El cerdo ibérico se cría en las dehesas, que constituyen un ecosistema de bosque mediterráneo formado por arboledas de encinas, alcornoques y roble cuyo fruto, la bellota, es el componente esencial de la dieta del cerdo. La crianza natural del cerdo ibérico aporta a su carne un sabor exclusivo y singular.

El proceso de elaboración de los jamones, paletas y embutidos se realiza de forma artesanal, con objeto de conseguir el aroma y sabor característicos de estos productos.

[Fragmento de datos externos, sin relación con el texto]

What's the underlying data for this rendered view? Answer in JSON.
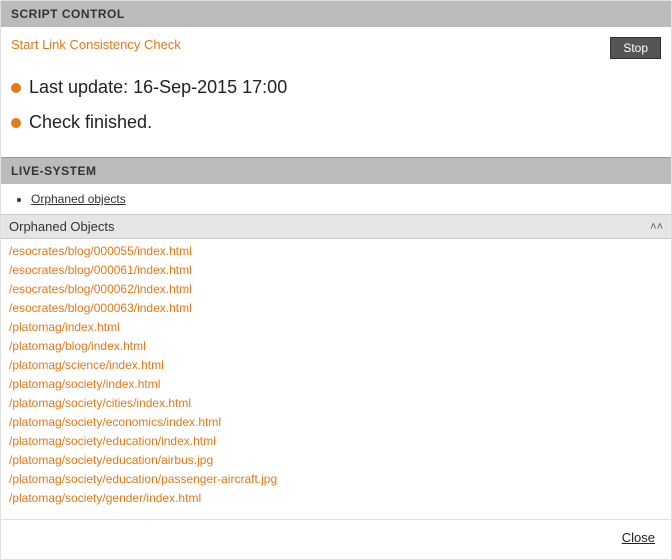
{
  "script_control": {
    "header": "SCRIPT CONTROL",
    "start_link": "Start Link Consistency Check",
    "stop_button": "Stop",
    "status_update": "Last update: 16-Sep-2015 17:00",
    "status_finished": "Check finished."
  },
  "live_system": {
    "header": "LIVE-SYSTEM",
    "nav_item": "Orphaned objects",
    "table_title": "Orphaned Objects",
    "objects": [
      "/esocrates/blog/000055/index.html",
      "/esocrates/blog/000061/index.html",
      "/esocrates/blog/000062/index.html",
      "/esocrates/blog/000063/index.html",
      "/platomag/index.html",
      "/platomag/blog/index.html",
      "/platomag/science/index.html",
      "/platomag/society/index.html",
      "/platomag/society/cities/index.html",
      "/platomag/society/economics/index.html",
      "/platomag/society/education/index.html",
      "/platomag/society/education/airbus.jpg",
      "/platomag/society/education/passenger-aircraft.jpg",
      "/platomag/society/gender/index.html"
    ]
  },
  "footer": {
    "close": "Close"
  }
}
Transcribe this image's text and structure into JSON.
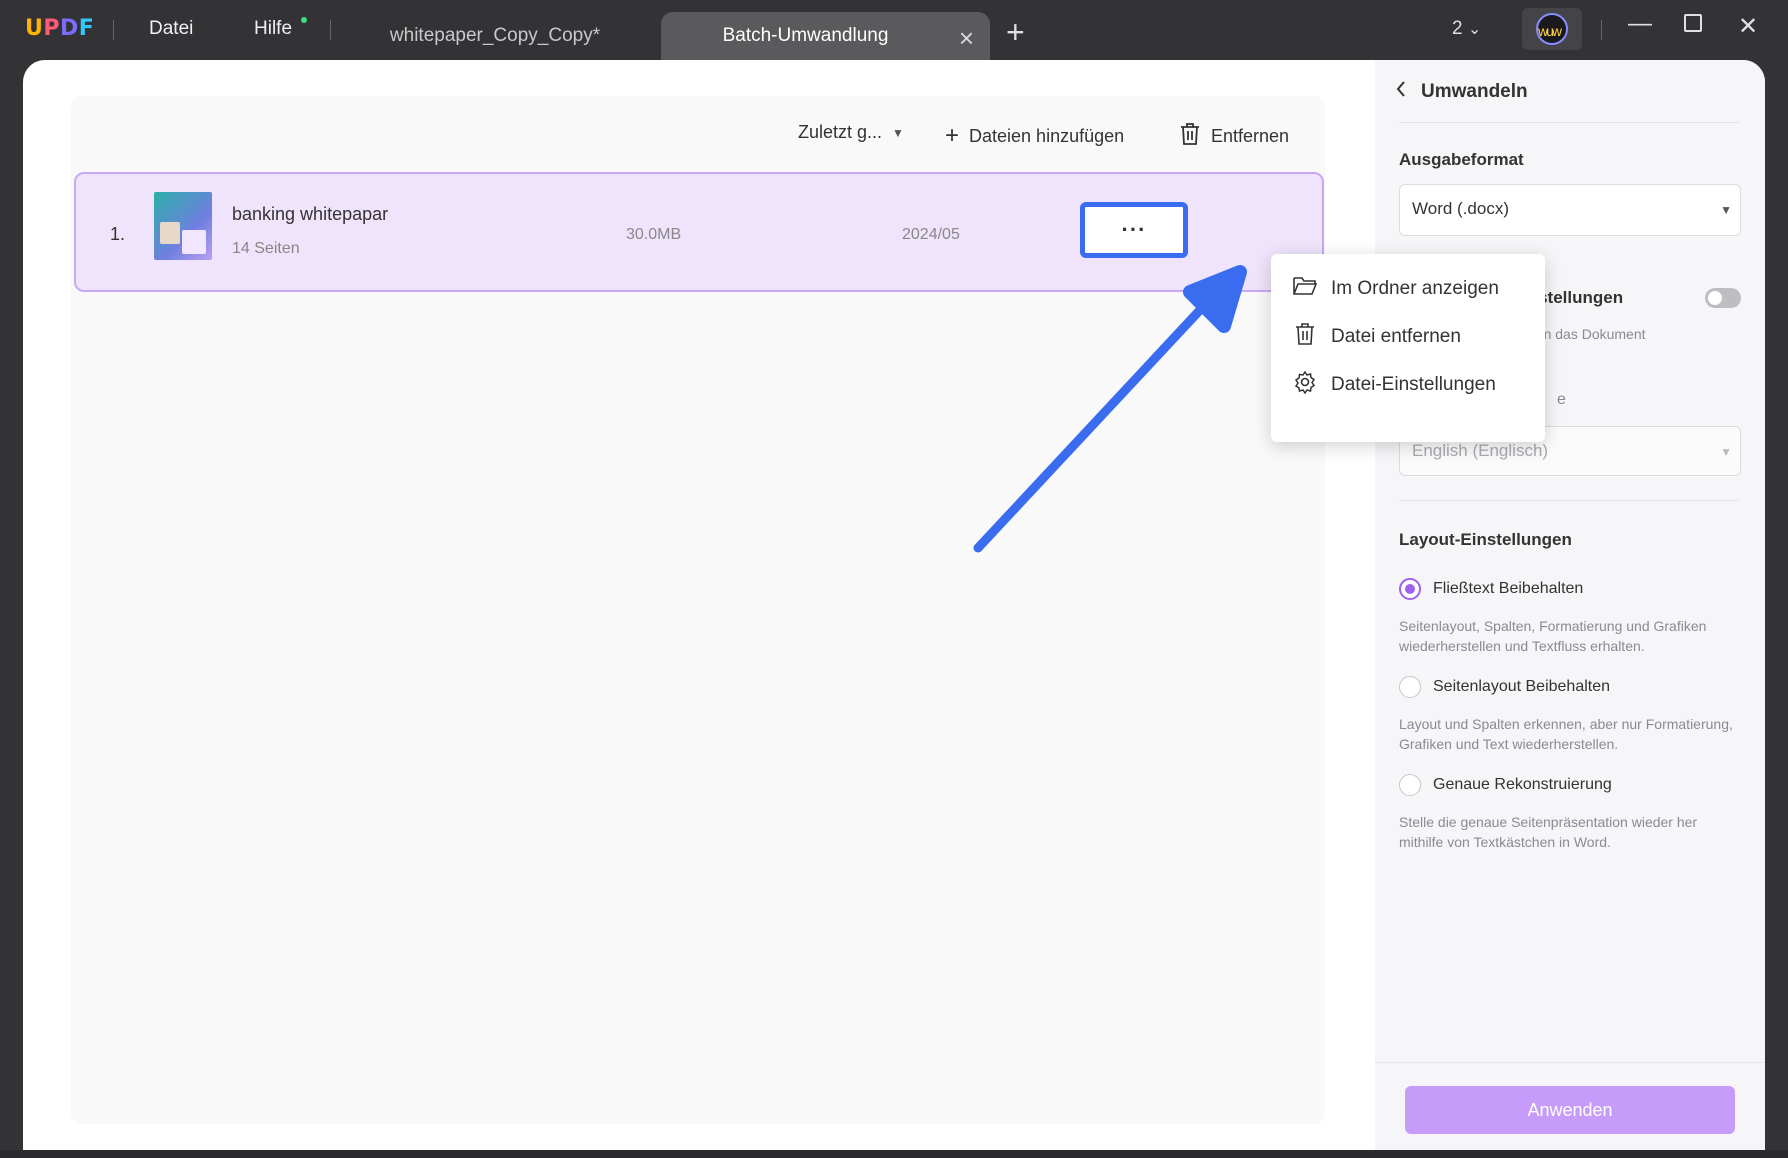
{
  "titlebar": {
    "logo": "UPDF",
    "menus": [
      "Datei",
      "Hilfe"
    ],
    "tabs": [
      {
        "label": "whitepaper_Copy_Copy*"
      },
      {
        "label": "Batch-Umwandlung"
      }
    ],
    "window_count": "2"
  },
  "toolbar": {
    "sort_label": "Zuletzt g...",
    "add_label": "Dateien hinzufügen",
    "remove_label": "Entfernen"
  },
  "file": {
    "index": "1.",
    "name": "banking whitepapar",
    "pages": "14 Seiten",
    "size": "30.0MB",
    "date": "2024/05",
    "more": "···"
  },
  "context_menu": {
    "items": [
      "Im Ordner anzeigen",
      "Datei entfernen",
      "Datei-Einstellungen"
    ]
  },
  "right_panel": {
    "header": "Umwandeln",
    "output_format_title": "Ausgabeformat",
    "output_format_value": "Word (.docx)",
    "partial_title": "instellungen",
    "partial_desc": "venn das Dokument",
    "partial_label": "e",
    "language_value": "English (Englisch)",
    "layout_title": "Layout-Einstellungen",
    "options": [
      {
        "label": "Fließtext Beibehalten",
        "desc": "Seitenlayout, Spalten, Formatierung und Grafiken wiederherstellen und Textfluss erhalten."
      },
      {
        "label": "Seitenlayout Beibehalten",
        "desc": "Layout und Spalten erkennen, aber nur Formatierung, Grafiken und Text wiederherstellen."
      },
      {
        "label": "Genaue Rekonstruierung",
        "desc": "Stelle die genaue Seitenpräsentation wieder her mithilfe von Textkästchen in Word."
      }
    ],
    "apply_label": "Anwenden"
  },
  "colors": {
    "accent": "#a060f0",
    "highlight_blue": "#3a6cf0",
    "apply_button": "#c79bfa",
    "row_bg": "#efe4fb"
  },
  "icons": [
    "chevron-left-icon",
    "plus-icon",
    "trash-icon",
    "folder-open-icon",
    "gear-icon",
    "close-icon",
    "minimize-icon",
    "maximize-icon",
    "chevron-down-icon"
  ]
}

Dicho proceso comienza con el despiece en la línea de producción, donde se separan las diferentes piezas del cerdo y se clasifican en función de su tipología y peso. Seguidamente se procede al salado; una vez clasificados los jamones por su peso, se procede a su apilado y se cubren con sal, que le aporta sabor y contribuye a su conservación. Para la elaboración de los embutidos (lomo, chorizo, salchichón, morcilla, etc.), se selecciona magro de la mejor calidad y se procede a su condimentado con especias naturales y con fórmulas que se han ido transmitiendo generación tras generación. Por último se encuentra la fase de curado y secado en la que los productos, en un lento proceso de maduración, alcanzan la textura, aroma y sabor característicos.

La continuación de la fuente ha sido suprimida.